Psychology of Addiction: The Other Side Of Medical Addiction Treatment

Psychology may be just what you need for success.

About a week ago, I had the pleasure of speaking with a psychologist and addiction specialist who has decades of experience in the field of clinical, academic and forensic psychology. We discussed various topics, including psychology-based treatment options. I was impressed by the many tools that a clinical psychologist has available to apply in practice.

There is more to psychology than you think.

Patients may imagine that when they go to a psychologist, they will be laying down on a couch, speaking about their mother and their childhood as the doctor quietly takes notes. In reality, it does not work exactly like that. The psychologist engages the patient and gets to the root of the problem. Then, a plan of treatment is formulated and updated as the course of therapy progresses.

You can get better with psychotherapy.

Particularly, when it comes to addiction. An important part of your addiction treatment plan can include seeing a doctor of psychology. Your time will be well spent and you will leave with a real and practical plan to make changes to your life. Your life will get better.

When I start patients on medication assisted treatment for opiate and opioid dependence and addiction, I do take time to speak with my patients about issues that surround their drug use. I listen and I also formulate a set of recommendations to help promote a drug-free life.

A step beyond talking to your medical doctor.

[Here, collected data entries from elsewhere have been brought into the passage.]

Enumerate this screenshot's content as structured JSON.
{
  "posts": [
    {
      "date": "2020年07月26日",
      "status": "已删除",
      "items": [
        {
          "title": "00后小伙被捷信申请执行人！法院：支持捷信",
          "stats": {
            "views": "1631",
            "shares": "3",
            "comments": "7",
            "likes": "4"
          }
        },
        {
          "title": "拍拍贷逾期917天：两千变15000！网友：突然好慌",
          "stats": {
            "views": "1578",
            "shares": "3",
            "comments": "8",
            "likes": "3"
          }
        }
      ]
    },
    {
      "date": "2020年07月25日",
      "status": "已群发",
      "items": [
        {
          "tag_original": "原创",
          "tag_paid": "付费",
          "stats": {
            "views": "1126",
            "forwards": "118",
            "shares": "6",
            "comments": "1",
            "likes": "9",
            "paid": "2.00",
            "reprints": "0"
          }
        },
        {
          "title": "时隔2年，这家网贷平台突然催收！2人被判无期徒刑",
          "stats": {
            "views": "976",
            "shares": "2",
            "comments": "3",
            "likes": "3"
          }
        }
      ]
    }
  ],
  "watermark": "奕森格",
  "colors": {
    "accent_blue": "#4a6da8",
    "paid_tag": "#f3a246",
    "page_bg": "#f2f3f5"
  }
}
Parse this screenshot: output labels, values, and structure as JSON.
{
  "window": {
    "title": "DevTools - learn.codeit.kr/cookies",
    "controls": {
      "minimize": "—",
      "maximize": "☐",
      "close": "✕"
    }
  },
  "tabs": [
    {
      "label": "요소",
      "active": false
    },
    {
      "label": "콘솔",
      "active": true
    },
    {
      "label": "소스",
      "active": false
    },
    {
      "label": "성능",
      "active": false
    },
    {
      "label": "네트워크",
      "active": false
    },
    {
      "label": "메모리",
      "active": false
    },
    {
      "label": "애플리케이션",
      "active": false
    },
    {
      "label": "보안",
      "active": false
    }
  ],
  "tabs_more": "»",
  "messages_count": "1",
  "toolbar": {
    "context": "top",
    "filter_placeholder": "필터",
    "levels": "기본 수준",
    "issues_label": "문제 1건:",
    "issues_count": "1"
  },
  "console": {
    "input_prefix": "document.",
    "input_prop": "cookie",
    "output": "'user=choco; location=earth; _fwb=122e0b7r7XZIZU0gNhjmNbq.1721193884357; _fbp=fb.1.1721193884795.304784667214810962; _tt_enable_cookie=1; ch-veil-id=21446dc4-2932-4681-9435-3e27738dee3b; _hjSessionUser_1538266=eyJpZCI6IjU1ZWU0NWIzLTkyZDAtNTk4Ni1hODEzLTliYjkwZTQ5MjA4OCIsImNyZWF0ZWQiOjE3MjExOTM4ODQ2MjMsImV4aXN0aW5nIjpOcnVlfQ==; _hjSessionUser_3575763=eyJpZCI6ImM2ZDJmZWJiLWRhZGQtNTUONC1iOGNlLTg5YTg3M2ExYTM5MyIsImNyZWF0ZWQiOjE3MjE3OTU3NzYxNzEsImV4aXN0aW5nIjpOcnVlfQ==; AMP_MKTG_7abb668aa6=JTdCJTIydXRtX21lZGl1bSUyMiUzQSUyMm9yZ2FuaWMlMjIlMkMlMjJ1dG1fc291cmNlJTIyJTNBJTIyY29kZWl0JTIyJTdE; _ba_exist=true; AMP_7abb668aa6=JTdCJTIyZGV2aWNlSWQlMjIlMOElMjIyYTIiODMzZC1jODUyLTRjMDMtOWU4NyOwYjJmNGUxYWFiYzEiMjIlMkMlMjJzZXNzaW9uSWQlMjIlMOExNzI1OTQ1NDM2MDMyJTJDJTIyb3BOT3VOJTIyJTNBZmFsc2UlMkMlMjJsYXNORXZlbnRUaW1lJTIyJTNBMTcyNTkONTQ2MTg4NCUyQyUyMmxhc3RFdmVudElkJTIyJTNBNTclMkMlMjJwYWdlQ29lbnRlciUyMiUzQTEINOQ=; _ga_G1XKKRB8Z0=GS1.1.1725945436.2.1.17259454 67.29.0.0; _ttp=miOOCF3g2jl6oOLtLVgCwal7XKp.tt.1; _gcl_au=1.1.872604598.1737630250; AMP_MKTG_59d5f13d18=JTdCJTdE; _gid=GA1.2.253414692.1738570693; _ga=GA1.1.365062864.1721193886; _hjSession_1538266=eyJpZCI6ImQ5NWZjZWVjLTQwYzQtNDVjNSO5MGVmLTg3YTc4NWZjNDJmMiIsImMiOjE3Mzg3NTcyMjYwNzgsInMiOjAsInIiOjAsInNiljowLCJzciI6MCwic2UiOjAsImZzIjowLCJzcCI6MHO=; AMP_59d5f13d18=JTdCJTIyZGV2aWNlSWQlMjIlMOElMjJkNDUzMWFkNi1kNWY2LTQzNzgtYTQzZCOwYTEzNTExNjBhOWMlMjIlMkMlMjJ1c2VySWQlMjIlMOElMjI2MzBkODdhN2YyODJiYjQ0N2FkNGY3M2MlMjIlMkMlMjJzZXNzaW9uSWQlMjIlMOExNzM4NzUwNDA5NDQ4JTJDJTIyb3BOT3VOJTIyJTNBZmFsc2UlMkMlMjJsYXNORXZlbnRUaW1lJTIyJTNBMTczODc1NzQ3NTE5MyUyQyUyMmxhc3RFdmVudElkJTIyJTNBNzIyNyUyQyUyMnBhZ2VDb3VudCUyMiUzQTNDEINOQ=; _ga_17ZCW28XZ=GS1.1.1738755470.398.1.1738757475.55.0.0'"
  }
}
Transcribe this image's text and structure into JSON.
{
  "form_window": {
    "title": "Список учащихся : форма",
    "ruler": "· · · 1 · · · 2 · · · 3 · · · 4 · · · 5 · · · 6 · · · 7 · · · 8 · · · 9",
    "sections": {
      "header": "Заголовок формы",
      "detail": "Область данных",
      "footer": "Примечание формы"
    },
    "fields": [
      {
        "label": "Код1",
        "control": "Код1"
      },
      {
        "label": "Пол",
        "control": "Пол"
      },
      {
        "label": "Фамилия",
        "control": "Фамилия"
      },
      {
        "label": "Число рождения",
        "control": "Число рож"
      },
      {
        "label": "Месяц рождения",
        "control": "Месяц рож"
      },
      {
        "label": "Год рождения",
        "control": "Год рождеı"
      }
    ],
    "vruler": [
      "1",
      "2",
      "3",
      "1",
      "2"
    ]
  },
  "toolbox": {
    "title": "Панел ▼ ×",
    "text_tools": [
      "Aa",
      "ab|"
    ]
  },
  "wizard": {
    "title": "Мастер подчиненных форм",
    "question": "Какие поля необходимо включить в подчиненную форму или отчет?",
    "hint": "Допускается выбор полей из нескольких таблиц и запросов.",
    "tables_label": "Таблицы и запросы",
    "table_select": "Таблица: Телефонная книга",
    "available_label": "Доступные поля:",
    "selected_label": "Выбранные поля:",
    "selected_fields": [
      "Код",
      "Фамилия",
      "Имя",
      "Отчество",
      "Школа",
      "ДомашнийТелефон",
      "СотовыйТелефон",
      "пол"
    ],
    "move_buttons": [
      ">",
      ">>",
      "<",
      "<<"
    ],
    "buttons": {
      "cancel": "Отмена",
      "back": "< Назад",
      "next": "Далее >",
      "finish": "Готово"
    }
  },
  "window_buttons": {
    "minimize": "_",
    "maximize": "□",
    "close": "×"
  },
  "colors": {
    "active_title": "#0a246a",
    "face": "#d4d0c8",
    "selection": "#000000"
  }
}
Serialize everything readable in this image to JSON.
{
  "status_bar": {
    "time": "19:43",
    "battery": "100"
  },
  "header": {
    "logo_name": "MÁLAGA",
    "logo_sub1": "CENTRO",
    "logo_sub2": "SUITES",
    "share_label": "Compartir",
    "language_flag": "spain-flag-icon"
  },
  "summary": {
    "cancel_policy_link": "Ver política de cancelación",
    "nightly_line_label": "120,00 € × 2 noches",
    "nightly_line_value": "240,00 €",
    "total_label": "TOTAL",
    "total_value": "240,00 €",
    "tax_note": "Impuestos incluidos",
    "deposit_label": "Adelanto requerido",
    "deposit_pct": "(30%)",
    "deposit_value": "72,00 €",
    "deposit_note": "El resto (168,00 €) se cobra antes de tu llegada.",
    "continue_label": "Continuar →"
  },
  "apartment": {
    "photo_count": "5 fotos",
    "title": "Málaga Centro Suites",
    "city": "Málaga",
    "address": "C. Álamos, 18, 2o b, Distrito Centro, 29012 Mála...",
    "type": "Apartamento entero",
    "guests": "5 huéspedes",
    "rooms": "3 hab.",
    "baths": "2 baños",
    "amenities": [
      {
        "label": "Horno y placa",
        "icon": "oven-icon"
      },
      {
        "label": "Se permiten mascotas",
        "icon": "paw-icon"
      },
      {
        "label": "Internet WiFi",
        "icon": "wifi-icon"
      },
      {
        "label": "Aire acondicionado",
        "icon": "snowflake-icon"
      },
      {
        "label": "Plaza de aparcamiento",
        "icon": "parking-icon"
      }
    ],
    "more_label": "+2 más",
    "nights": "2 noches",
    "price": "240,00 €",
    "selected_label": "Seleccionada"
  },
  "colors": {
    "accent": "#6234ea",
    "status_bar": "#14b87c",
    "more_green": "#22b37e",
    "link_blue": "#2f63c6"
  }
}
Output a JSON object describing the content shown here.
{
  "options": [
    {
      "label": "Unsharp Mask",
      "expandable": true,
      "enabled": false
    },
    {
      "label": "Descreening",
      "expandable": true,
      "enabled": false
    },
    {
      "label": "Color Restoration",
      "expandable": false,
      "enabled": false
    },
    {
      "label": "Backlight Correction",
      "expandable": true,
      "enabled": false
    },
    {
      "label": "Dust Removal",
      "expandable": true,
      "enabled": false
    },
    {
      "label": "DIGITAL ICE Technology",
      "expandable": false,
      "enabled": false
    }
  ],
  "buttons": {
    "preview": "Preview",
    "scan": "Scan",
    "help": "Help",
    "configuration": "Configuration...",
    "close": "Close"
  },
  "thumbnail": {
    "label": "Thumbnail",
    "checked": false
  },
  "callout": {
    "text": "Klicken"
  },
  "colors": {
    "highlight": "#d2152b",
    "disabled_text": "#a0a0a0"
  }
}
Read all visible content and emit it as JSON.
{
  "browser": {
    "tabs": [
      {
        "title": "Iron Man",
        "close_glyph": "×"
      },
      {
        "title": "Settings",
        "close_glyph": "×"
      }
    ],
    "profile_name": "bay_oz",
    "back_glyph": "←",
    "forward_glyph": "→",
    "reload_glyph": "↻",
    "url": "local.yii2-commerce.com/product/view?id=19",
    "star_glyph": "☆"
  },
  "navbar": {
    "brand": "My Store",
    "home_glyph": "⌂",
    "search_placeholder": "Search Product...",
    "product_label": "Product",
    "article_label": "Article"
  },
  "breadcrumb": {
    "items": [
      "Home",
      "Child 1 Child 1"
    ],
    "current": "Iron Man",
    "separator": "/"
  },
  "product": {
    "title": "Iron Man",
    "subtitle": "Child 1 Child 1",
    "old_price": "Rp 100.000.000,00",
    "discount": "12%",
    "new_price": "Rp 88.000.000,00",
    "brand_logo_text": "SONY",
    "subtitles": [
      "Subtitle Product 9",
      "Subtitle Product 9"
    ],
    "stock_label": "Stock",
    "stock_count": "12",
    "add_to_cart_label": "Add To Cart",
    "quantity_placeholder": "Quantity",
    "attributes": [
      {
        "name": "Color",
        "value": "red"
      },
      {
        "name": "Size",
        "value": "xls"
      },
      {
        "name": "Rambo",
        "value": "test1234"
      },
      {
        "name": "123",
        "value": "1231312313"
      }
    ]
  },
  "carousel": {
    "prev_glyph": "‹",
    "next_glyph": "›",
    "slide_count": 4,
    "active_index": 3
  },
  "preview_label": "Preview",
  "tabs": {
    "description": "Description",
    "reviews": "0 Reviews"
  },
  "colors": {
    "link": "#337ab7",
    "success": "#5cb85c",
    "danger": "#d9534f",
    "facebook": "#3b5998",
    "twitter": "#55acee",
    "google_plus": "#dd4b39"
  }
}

While I believe that I am able to provide useful guidance to my patients, I do not have the years of training and experience in psychotherapy that comes with being a doctor of psychology with a specialization in addiction treatment. This is why, in addition to prescribing medication, I refer my patients to a local clinical psychologist.

Psychology should be practiced by a doctor of psychology.

Sometimes a patient will suggest that they do not need to see a PhD for therapy. They ask if they can see a counselor or a therapist. It may be someone with a certificate in addiction counseling. Often, these counselors are recovering from addiction themselves and find it to be rewarding to work in the field.

The mind is a complex entity. It takes many hard years of study and practice for a doctor of psychology to reach a high level of expertise in the field. This cannot be replaced by a short term certificate program. There is a place for non-professional support, but it should not be a substitute for true professional care.

You deserve only the best.

My thinking on the subject has evolved over time. I believe that my patients should seek out the best in healthcare. Addiction is a hard thing to beat. Using the best resources available will help to increase the odds.

The gold standard in addiction psychotherapy is to see a doctor of clinical psychology who specializes in addiction treatment. Why accept anything but the best when it comes to your life and your future?